The second movement is short and effective. It is a Mendelssohnian scherzo, cool and silvery, a mysterious waltz full of glittering water-drops. McCawley here applies more pressure than necessary, so the music loses some of the elfin lightness that I feel in Browning’s interpretation. Its mystery is also compromised.
 
The slow movement is introspective and gloomy. The music is cold and glassy, with a funereal air. Browning’s slow inescapable pace makes a deeper impression than the more impatient approach from McCawley, The latter delivers more impressive climaxes but the mesmerizing fascination of this midnight music suffers unduly. It’s still creepy, but its horrors are now more graphic. Browning’s interpretation works better with Barber’s intention to end the sonata after this movement.
 
Vladimir Horowitz, the work’s dedicatee and first performer, persuaded the composer to add a virtuosic fourth movement. Thus despair does not have the last word in this sonata. This movement is a grand Fugue, Allegro con spirito: dense and defiant, polyphonic and modern, strong and independent. Again, McCawley is faster than Browning, and so while Browning’s interpretation is mighty and steady, McCawley produces some quite unexpected jazziness. The music becomes a rolling toccata, throwing a bridge back to the quicksilver second movement. Browning is more heroic; McCawley more thrilling.
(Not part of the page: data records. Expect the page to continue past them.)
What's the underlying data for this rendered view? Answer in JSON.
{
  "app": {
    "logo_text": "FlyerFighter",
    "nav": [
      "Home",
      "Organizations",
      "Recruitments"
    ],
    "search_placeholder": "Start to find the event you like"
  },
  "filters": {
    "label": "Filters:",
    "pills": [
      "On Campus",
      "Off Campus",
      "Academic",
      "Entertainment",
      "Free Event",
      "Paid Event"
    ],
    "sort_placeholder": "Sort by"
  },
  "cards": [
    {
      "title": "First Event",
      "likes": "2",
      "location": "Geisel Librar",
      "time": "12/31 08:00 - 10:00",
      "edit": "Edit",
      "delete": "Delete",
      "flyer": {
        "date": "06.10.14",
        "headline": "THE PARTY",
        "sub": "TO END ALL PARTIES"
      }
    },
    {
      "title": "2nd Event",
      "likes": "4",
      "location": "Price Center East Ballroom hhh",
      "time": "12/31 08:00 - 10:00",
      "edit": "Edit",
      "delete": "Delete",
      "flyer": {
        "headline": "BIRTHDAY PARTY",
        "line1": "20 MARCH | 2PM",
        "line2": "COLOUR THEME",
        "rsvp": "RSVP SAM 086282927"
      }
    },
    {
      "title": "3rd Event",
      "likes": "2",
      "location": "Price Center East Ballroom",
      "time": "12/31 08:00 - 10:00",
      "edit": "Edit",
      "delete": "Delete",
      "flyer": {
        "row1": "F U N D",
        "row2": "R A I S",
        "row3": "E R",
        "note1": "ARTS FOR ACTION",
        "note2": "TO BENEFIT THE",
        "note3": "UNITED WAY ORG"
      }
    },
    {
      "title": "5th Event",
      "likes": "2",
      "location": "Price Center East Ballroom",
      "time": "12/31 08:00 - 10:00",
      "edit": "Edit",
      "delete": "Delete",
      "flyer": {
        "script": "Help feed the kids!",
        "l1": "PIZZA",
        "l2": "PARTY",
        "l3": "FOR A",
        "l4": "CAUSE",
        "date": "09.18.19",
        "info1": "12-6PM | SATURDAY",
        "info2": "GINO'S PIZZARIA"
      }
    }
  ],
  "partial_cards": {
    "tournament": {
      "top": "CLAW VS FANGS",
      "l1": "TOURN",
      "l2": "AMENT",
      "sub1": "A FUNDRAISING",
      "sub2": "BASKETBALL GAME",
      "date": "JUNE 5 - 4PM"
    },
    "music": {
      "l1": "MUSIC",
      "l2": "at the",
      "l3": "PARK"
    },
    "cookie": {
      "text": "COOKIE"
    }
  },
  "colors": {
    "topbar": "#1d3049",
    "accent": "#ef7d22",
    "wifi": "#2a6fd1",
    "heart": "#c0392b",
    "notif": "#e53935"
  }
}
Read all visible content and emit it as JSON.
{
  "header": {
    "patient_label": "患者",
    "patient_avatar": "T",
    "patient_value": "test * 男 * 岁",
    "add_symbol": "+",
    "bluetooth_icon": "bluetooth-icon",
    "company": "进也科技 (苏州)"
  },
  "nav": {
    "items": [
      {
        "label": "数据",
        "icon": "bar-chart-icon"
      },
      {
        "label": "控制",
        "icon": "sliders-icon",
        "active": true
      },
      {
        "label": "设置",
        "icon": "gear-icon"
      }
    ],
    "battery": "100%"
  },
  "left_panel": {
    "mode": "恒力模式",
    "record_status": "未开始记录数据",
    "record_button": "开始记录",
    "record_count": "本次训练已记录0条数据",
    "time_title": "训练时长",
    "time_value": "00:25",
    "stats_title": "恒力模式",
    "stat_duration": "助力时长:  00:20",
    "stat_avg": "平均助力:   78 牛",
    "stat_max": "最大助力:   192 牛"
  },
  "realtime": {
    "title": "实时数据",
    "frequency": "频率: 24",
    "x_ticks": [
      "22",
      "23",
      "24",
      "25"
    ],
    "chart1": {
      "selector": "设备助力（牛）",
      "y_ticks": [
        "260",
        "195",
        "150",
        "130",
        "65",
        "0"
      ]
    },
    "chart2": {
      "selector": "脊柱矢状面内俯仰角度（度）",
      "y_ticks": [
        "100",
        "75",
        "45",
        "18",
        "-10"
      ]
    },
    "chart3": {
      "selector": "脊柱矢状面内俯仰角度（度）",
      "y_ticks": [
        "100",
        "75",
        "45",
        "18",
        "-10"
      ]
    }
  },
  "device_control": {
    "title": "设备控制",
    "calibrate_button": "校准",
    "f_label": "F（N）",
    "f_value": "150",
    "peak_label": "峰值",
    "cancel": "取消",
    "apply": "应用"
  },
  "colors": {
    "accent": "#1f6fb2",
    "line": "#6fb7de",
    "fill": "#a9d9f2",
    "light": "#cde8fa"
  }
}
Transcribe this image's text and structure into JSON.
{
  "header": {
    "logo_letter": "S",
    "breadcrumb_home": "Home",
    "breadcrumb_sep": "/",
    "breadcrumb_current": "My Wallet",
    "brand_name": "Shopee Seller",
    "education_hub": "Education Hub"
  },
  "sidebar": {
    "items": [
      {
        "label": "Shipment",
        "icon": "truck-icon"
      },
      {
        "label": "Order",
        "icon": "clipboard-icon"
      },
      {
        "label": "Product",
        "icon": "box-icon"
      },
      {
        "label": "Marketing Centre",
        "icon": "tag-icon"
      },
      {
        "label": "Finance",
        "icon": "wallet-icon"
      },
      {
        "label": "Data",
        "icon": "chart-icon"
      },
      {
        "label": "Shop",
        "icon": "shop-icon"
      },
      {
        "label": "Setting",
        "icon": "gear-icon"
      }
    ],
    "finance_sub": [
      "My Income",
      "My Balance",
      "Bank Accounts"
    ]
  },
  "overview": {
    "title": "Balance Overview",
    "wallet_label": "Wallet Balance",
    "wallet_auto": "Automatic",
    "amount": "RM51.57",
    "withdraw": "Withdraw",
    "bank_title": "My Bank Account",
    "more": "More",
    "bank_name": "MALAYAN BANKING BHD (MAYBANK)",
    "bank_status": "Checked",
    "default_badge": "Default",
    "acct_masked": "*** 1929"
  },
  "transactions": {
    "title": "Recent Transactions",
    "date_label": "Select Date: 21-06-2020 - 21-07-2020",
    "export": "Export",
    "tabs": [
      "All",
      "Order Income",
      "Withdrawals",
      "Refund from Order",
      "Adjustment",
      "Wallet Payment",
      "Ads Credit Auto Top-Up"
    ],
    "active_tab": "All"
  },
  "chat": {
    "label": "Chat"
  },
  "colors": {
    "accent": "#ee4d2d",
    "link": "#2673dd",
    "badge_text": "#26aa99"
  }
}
I find the latter’s performance more gripping throughout.
 
The disc closes with the Ballade, the last piano work by an insecure and burnt-out composer. It is in ternary form. The main motif is more rhythmic than melodic, akin to Janaček’s Veruju from the Glagolitic Mass. Browning’s outer sections are more misty and bleak, McCawley’s are more colorful. Personally, I think bleak works better here: it provides more contrast with the stormy middle episode. McCawley in the outer sections distils an almost religious solemnity, and his middle section projects real terror. His reading is very embossed. The disc ends in the way Barber wanted to end his Sonata: in desolation and loneliness.
 
The recording quality is very good. The acoustics are spacious. The sound is well defined. The piano communicates cleanly and only rarely rings on the loud notes. The insert note is in English and French and addresses the music as well as outlining the pianist’s biography.
 
This is an excellent collection of Barber’s piano music. It is performed with devotion and technical brilliance while remaining emotionally faithful. The tempi are consistently fast, so at times I feel that the spirit is lost in the speed - mostly in the slower parts. I understand that this is the added zest and sparkle that McCawley promised. The result is certainly thrilling. This disc shows different facets of Barber’s legacy and depicts him in a portrait that is both personal and very humane. 

Oleg Ledeniov 

A very humane and personal portrait.